USCIS could do this by updating its existing guidance to explicitly state that the set of cut-off dates controlling the ability to request a transfer of underlying basis in a given month is the same set of cut-off dates controlling the ability to file an AOS application that month. It’s true that since, as noted above, AOS applications cannot be approved unless a priority date is current according to Final Action Dates, it could, in some instances, be premature to request a transfer of underlying basis solely based on the priority date being current according to Dates for Filing. But this should be a judgment reserved for the applicant and their attorney. Moreover, the fact remains that the same processing backlogs that prompted the enactment of the CSPA also affect USCIS’ ability to timely adjudicate requests to transfer underlying basis. Therefore, the option to file these requests based on Dates for Filing in a given month, assuming USCIS is also using Dates for Filing to accept AOS applications for filing that month, can increase the likelihood of an otherwise fully processed application being approved in a timely manner once the priority date in the new preference category eventually becomes current according to Final Action Dates. This, in turn, would avoid the need to wait for the priority date to become current according to Final Action Dates to make the transfer-of-underlying-basis request in the first place and could reduce the risk of a subsequent retrogression in Final Action Dates such that the priority date, before USCIS is able to adjudicate the request and approve the AOS application, reverts to not being current.
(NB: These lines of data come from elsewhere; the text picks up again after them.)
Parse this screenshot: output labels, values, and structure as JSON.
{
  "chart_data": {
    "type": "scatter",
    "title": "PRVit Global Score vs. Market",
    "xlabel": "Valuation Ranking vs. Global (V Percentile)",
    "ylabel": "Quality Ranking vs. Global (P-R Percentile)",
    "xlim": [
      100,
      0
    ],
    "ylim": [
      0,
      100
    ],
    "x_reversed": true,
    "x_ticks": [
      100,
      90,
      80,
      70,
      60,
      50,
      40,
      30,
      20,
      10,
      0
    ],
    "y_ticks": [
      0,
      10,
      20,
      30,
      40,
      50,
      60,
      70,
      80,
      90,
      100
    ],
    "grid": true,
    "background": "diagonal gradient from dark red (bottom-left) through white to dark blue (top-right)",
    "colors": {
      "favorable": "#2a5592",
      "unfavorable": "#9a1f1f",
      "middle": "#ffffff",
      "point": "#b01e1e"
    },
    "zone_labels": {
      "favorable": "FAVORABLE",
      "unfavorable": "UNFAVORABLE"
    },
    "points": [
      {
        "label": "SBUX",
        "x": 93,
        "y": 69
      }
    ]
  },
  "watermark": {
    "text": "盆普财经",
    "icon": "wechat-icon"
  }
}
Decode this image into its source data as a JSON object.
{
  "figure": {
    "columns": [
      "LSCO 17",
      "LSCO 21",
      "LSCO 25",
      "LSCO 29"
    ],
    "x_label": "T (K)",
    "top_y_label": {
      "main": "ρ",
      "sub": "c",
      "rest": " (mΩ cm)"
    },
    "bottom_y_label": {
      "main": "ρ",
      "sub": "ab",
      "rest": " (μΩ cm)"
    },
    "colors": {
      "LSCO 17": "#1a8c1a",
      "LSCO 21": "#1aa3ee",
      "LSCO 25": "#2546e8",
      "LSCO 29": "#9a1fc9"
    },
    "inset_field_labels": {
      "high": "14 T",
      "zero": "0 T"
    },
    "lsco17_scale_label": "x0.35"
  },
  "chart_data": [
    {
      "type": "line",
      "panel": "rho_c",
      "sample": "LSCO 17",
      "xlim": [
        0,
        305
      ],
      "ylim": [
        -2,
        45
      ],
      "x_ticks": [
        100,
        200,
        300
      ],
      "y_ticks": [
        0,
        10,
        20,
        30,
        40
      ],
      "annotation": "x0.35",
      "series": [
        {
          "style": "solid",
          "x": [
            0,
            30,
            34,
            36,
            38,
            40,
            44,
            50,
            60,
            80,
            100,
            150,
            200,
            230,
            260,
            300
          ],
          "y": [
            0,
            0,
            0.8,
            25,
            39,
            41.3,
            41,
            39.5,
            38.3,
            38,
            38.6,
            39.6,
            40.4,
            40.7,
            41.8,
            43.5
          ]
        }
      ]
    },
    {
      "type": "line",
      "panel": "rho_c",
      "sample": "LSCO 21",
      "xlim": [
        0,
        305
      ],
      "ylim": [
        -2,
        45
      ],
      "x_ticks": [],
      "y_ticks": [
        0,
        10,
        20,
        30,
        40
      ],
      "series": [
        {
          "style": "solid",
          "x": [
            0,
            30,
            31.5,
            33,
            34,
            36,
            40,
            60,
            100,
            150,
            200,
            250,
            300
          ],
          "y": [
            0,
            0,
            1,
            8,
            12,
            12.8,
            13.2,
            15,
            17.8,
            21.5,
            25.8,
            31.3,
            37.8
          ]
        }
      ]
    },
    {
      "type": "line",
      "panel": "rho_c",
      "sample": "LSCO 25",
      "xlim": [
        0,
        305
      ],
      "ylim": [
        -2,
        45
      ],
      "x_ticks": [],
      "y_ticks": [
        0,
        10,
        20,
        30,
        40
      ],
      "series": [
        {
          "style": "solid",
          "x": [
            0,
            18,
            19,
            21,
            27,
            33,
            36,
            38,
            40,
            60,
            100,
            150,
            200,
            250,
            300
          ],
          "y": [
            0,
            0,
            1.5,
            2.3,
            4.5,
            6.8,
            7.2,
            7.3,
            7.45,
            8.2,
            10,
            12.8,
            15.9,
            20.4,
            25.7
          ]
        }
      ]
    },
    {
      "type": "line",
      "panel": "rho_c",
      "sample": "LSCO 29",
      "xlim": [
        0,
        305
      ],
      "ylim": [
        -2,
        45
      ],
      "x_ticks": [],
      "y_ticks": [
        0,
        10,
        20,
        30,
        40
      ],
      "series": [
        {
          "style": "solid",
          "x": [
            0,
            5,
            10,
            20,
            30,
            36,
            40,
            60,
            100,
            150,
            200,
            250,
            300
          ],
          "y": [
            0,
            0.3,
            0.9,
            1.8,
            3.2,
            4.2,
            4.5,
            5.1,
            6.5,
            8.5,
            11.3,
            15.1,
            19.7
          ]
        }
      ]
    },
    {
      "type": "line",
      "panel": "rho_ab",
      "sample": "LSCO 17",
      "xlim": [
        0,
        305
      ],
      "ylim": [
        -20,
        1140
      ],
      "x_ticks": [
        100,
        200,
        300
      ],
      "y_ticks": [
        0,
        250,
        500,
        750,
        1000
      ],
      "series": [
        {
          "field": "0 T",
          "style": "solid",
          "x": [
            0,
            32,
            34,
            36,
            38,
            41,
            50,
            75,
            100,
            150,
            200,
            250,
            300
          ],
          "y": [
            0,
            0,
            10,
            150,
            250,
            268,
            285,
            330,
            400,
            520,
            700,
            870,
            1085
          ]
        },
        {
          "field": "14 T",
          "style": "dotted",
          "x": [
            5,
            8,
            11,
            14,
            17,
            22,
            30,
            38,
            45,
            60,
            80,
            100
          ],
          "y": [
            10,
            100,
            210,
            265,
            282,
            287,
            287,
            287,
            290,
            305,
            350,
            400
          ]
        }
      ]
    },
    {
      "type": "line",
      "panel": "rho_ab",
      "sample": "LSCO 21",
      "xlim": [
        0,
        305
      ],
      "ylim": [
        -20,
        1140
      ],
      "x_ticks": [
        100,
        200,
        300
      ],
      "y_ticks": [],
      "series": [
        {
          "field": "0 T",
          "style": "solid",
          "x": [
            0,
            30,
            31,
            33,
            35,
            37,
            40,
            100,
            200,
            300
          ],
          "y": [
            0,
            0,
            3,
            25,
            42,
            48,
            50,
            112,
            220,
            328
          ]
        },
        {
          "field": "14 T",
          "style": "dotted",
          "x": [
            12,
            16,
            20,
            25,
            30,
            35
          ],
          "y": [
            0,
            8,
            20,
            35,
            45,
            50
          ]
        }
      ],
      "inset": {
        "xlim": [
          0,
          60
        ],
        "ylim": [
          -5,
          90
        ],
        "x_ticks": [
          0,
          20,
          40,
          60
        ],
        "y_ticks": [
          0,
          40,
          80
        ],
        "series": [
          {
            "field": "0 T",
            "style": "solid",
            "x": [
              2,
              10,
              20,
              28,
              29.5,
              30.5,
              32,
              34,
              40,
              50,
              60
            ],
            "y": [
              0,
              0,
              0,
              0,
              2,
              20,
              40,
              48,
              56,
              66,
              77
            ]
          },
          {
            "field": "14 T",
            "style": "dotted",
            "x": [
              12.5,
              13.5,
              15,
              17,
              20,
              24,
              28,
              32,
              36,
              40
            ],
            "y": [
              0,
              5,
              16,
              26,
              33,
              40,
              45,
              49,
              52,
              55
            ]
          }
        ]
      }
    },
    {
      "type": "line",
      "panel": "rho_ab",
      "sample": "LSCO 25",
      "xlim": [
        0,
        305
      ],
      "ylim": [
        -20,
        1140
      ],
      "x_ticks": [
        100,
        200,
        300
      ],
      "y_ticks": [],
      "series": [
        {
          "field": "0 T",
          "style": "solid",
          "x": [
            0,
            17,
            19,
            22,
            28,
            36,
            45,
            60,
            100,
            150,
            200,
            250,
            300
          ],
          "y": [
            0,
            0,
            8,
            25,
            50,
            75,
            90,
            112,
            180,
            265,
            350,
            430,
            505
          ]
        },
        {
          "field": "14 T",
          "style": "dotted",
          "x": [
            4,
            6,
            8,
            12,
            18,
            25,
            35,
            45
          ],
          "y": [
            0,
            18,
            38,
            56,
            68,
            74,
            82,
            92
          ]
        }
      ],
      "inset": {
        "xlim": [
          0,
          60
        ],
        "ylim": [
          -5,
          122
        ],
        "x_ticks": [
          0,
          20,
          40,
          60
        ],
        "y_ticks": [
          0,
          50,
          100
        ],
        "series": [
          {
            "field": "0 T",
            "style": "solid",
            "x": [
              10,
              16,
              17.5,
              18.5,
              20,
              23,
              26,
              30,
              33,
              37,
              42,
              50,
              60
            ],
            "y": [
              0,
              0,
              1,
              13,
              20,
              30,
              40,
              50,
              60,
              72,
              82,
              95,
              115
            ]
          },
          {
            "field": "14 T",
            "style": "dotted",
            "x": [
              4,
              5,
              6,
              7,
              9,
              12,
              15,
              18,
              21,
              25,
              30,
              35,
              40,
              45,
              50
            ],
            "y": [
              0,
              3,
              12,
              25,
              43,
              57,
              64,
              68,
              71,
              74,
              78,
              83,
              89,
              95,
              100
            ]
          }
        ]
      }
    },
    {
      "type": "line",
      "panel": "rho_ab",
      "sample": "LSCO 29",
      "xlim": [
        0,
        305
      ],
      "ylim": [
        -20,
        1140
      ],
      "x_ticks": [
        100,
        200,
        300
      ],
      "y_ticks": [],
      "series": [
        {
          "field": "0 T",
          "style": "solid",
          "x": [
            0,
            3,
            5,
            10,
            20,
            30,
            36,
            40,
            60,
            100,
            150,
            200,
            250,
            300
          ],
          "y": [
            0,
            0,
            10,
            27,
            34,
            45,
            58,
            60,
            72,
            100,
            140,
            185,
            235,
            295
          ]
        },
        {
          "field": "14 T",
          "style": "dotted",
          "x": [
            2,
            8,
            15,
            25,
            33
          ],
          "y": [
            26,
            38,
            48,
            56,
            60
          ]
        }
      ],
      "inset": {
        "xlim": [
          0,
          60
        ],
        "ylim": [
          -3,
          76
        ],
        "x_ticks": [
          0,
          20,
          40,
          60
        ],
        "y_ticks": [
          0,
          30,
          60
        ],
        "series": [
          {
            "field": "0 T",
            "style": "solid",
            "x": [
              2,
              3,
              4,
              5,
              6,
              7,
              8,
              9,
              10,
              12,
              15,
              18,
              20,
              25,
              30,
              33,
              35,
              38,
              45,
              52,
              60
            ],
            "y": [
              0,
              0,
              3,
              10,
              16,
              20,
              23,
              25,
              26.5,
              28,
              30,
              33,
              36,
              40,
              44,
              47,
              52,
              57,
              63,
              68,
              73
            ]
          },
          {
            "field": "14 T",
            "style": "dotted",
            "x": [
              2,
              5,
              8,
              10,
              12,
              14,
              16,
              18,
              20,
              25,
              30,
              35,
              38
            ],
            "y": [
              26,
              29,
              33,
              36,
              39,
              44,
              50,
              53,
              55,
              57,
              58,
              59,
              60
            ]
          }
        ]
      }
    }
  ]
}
Accordingly, USCIS should use its latest update to its CSPA guidance as an opportunity to issue a similar update to its guidance on transfer-of-underlying-basis requests and thereby promote greater consistency across its policies. Doing so would help serve the goals stated in USCIS’ FYs 2023-2026 Strategic Plan of ensuring that immigration policies support a strong immigration system with integrity, investing in a workforce that drives high-quality organizational performance, and promoting effective and efficient organizational management and stewardship.